Good looks don’t automatically make someone right, being a Republican doesn’t automaticaly make a politician a conservative (unless pretending gets them ahead), and blind-loyalty to parties (either side) is scary.
I read Malkin out of duress. She’s shrill, she has lots of opinions–some of which I share–but does a piss-poor job of backing up her ascertions. She’s certainly pretty, but so what? I might consider that a factor if she’s running for some beauty queen title, but otherwise it’s immaterial.
What I object to most about her blog is the way it panders to rightist populism. Leftist populism is not better, but I’ll only criticize her for what she writes.
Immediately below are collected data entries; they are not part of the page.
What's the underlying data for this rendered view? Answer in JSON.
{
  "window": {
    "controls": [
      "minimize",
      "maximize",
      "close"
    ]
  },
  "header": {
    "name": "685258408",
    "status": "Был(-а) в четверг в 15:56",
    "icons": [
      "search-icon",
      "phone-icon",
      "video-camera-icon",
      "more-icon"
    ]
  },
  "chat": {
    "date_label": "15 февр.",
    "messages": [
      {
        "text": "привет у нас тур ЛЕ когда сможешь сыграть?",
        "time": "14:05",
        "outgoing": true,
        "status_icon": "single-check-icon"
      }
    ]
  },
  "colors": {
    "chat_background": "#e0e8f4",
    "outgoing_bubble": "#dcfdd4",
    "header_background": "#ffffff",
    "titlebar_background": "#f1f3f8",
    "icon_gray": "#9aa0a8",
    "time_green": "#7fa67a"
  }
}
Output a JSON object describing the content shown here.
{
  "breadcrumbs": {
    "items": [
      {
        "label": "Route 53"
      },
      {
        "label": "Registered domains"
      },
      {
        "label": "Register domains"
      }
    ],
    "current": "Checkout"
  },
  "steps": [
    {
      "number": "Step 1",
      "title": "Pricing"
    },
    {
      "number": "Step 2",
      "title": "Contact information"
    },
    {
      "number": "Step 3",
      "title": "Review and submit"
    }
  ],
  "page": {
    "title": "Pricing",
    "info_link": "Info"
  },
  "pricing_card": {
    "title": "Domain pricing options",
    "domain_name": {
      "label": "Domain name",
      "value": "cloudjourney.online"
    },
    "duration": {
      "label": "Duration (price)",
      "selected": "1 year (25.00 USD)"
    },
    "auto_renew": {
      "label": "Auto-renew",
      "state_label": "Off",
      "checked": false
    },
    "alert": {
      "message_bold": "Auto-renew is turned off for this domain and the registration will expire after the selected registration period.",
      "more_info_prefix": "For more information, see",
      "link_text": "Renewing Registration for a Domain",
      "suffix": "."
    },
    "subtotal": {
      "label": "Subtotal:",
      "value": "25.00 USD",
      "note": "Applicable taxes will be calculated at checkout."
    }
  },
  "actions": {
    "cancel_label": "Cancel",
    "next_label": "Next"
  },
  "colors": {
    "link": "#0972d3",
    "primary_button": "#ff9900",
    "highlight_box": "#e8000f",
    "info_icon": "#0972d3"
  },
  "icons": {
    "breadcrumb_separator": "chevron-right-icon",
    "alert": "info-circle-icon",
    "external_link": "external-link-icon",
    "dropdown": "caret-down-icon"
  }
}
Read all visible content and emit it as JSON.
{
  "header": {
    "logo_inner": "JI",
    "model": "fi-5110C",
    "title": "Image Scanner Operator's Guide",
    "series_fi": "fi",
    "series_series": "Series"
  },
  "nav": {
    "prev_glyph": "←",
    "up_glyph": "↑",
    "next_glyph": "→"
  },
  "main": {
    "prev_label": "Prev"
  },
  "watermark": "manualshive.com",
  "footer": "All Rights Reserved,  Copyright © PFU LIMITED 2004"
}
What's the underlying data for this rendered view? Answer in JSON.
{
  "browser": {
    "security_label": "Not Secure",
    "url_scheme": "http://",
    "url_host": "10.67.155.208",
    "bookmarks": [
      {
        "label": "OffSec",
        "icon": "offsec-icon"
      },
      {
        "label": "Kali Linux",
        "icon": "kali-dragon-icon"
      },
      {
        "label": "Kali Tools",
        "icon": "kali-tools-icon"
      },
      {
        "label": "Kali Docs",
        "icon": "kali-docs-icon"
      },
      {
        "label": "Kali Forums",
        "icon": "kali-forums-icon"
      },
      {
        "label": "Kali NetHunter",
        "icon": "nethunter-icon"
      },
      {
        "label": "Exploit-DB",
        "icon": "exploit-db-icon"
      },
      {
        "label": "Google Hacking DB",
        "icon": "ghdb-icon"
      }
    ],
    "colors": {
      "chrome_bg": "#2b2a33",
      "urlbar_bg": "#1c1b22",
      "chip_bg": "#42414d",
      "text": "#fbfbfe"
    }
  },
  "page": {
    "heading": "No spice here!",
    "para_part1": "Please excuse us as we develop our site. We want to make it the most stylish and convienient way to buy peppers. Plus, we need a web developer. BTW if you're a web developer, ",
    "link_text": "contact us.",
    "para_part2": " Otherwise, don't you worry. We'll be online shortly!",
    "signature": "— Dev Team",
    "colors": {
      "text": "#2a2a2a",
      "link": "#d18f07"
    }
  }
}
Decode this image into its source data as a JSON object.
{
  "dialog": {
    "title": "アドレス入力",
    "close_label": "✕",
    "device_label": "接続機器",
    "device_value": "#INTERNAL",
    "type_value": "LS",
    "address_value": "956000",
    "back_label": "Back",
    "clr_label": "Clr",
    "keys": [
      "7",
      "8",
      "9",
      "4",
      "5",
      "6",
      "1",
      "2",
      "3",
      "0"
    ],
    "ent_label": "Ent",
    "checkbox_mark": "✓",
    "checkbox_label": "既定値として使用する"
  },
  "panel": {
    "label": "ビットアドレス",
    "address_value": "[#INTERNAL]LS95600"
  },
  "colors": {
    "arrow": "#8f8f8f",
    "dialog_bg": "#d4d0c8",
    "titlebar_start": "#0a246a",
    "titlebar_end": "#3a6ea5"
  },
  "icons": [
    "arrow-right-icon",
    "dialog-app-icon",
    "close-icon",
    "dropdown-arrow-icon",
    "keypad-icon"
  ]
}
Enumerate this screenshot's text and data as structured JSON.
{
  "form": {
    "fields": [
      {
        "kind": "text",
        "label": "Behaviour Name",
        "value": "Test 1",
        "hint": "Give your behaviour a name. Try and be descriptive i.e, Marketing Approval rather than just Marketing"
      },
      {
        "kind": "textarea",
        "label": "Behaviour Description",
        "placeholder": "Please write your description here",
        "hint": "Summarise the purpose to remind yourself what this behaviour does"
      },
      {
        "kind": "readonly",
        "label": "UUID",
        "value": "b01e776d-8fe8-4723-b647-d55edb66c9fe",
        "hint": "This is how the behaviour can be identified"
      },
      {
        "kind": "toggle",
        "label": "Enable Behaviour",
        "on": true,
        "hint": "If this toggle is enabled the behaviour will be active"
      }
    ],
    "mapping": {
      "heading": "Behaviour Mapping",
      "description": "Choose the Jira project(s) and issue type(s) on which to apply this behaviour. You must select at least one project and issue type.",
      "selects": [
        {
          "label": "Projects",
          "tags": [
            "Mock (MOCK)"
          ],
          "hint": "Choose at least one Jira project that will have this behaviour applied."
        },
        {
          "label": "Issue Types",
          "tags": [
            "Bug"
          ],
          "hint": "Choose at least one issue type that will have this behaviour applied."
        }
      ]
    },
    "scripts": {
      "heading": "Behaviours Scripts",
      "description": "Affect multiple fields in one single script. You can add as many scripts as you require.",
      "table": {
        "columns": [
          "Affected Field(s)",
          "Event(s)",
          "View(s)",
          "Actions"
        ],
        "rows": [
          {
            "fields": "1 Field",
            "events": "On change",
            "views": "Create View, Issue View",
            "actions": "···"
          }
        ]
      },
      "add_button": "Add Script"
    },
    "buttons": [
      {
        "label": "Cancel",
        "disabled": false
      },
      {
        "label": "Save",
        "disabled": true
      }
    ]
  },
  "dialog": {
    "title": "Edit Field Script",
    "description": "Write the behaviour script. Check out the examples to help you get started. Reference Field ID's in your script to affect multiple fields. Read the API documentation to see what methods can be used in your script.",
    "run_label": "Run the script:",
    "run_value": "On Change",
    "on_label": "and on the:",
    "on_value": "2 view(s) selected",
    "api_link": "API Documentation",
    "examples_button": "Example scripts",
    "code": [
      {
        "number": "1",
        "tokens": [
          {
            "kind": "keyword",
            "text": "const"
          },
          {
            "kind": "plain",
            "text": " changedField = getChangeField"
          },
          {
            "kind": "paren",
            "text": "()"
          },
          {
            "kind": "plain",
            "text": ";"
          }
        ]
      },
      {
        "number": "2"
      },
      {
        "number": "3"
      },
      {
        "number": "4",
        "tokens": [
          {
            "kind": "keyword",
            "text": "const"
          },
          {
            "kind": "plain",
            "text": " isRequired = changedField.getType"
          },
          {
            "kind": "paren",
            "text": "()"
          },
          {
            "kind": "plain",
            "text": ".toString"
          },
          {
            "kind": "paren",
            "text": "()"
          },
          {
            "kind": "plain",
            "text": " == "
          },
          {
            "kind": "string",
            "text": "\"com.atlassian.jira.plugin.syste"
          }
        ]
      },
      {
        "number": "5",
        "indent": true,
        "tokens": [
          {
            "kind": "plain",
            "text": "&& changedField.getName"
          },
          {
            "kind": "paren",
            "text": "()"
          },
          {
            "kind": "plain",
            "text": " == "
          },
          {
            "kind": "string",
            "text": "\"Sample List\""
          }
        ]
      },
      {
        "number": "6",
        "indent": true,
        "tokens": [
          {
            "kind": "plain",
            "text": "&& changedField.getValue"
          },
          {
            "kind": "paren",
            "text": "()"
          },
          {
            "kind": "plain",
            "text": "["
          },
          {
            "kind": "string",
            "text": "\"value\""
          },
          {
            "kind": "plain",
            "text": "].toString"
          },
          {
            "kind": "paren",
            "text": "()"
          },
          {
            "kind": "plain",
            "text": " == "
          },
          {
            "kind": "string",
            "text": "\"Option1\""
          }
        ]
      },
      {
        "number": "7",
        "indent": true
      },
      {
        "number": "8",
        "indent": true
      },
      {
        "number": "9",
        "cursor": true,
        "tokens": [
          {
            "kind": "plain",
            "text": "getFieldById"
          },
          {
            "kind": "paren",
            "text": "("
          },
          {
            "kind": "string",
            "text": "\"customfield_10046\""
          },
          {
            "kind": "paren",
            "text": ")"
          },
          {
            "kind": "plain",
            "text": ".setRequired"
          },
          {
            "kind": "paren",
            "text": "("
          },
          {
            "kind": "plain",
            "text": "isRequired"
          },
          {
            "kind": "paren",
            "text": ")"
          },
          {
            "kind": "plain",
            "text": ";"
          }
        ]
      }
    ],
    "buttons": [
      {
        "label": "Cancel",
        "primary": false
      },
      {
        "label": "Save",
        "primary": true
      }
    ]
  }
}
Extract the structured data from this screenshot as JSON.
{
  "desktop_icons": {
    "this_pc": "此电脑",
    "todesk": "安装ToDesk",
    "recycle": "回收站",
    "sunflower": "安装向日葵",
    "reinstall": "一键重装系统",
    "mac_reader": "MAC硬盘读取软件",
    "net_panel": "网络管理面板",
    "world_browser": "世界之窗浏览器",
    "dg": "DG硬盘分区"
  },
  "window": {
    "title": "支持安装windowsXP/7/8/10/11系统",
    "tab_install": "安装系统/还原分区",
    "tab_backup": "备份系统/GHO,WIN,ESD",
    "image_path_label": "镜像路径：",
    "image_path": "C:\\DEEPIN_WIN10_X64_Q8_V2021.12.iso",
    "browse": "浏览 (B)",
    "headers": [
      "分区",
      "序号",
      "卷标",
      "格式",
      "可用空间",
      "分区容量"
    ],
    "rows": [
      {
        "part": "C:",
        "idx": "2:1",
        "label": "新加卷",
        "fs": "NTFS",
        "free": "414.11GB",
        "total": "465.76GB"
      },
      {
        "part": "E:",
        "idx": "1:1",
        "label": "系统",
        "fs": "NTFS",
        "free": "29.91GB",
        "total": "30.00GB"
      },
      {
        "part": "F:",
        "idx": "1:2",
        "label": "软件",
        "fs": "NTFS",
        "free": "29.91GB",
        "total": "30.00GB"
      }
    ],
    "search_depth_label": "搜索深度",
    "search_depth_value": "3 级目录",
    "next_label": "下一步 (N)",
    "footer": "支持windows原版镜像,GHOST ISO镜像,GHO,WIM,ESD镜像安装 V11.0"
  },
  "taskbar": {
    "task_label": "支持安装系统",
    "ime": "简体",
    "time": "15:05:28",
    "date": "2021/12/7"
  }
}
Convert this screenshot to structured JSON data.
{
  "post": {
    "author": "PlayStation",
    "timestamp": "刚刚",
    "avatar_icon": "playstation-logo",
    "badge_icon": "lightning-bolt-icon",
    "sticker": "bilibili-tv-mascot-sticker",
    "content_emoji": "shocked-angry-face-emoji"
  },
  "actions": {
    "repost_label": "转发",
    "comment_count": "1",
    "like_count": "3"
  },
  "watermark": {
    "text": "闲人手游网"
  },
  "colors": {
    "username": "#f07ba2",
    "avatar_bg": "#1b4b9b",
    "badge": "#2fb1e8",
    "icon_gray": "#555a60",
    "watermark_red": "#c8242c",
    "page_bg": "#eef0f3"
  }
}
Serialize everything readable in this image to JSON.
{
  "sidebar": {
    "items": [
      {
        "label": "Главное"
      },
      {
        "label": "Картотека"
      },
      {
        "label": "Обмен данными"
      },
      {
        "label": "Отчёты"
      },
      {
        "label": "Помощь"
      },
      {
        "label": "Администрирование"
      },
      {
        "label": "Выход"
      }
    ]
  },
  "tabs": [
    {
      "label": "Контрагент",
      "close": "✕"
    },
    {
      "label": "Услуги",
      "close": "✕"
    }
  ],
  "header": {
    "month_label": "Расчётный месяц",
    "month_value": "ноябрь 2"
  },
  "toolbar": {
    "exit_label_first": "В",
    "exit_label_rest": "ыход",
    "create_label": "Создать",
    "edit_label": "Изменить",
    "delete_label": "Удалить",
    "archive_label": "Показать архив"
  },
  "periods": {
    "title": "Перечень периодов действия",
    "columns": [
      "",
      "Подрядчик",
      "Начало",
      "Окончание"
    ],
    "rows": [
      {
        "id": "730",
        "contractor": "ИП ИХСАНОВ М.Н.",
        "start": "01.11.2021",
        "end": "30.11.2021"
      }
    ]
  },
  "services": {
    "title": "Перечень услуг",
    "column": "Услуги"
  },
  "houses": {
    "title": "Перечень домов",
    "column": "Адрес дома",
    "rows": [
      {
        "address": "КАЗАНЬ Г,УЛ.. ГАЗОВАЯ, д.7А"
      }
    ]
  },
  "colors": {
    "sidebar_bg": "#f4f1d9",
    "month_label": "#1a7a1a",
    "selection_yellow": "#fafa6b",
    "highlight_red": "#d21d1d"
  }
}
I’m not going to get into the statistics of the issue, or even the abortion question- what struck me about Malkin’s post was that the indicators that this drug is having a “bad interaction” are precisely the same as the effects the drug is supposed to produce i.e. abdominal pain and bleeding.
Perhaps I’m missing the point but wasn’t Malkin arguing that the dangers of the drug- and the indications of harmful effect- be pointed out to those who are going to be taking it?
John Burgess: I wish some of the blogs I’ve read had your outlook.